Kata al Zuhayli, ujian anak berarti cobaan dengan mengumpulkan harta sebanyak-banyaknya untuk anak[4]. Adapun yang menjadi sebab kecintaan manusia kepada isteri dan anak-anak adalah satu, yakni kekekalan jenis manusia, dan kekekalan nama dan gelar serta sebutan[5].
Fitnah yang disebut dalam firman-Nya, menurut Rasyid Ridla adalah ujian atau cobaan yang membelah jiwa untuk melakukan atau meninggalkan sesuatu, menerima atau mengingkari sesuatu. Fitnah isteri dan anak-anak itu, kata Ridla, bisa terjadi dalam bentuk keyakinan, ucapan dan tindakan yang Allah ujikan kepada setiap manusia, baik mukmin atau kafir, baik yang benar maupun yang munafik. Melalui ujian itu, Allah kelak akan menghisab dan membalas mereka menurut kelulusan mereka atas ujian itu dalam bentuk ketundukkan terhadap kebenaran atau kebatilan, amalan baik atau buruk[6].

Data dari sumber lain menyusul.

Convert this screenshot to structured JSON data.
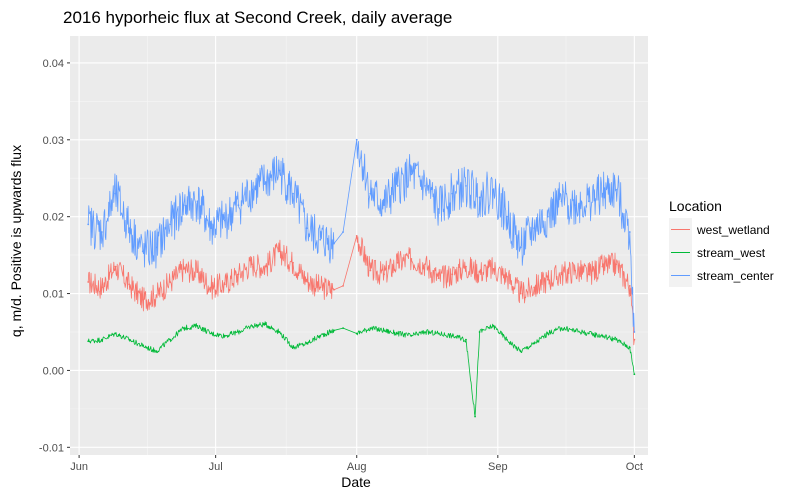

Syaikhul mufassirin, al Thabari, ketika menafsirkan firman Allah QS al Anfal/9: 28 "…ketahuilah, sesungguhnya hartamu dan anakmu itu menjadi fitnah, dan sesungguhnya di sisi Allah ada pahala yang besar…", menjelaskan demikian. "…wahai orang yang beriman, sesungguhnya harta yang Allah titipkan padamu, dan anak-anak yang Allah hadiahkan kepadamu, adalah ujian dan cobaan bagimu. Semua itu Allah berikan kepada kamu sekalian untuk menguji, supaya Allah melihat amal kamu dalam menunaikan semua hak-hak Allah dan apakah kamu melaksanakan perintahnya dan meninggalkan sebaliknya…sesungguhnya Allah telah menyiapkan pahala yang besar bagi sesiapa yang menunjukkan ketaatannya kepada Allah dengan menunaikan semua amanat yang Ia titipkan kepadanya dari keluarga dan harta…"[7].


[1] Abu al Fida' al Ismail Ibn Katsir, op.cit, Juz 2, h. 19.
[2] Syeikh Muhammad Mutawali al Sya'rawy, Tafsir al Sya'rawy, (Mauqi' al Tafasir), h. 406.
[3] Mushtafa Wahbah al Zuhayli, op.cit, juz 3, h. 166.
[4] Ibid.
[5] Ibid, h. 167.
[6] Rasyid Ridla, Tafsir al Manar, op.cit, juz 9, h. 536.
[7] Muhammad Ibn Jarir al Thabary, op.cit, Juz 13, h. 486.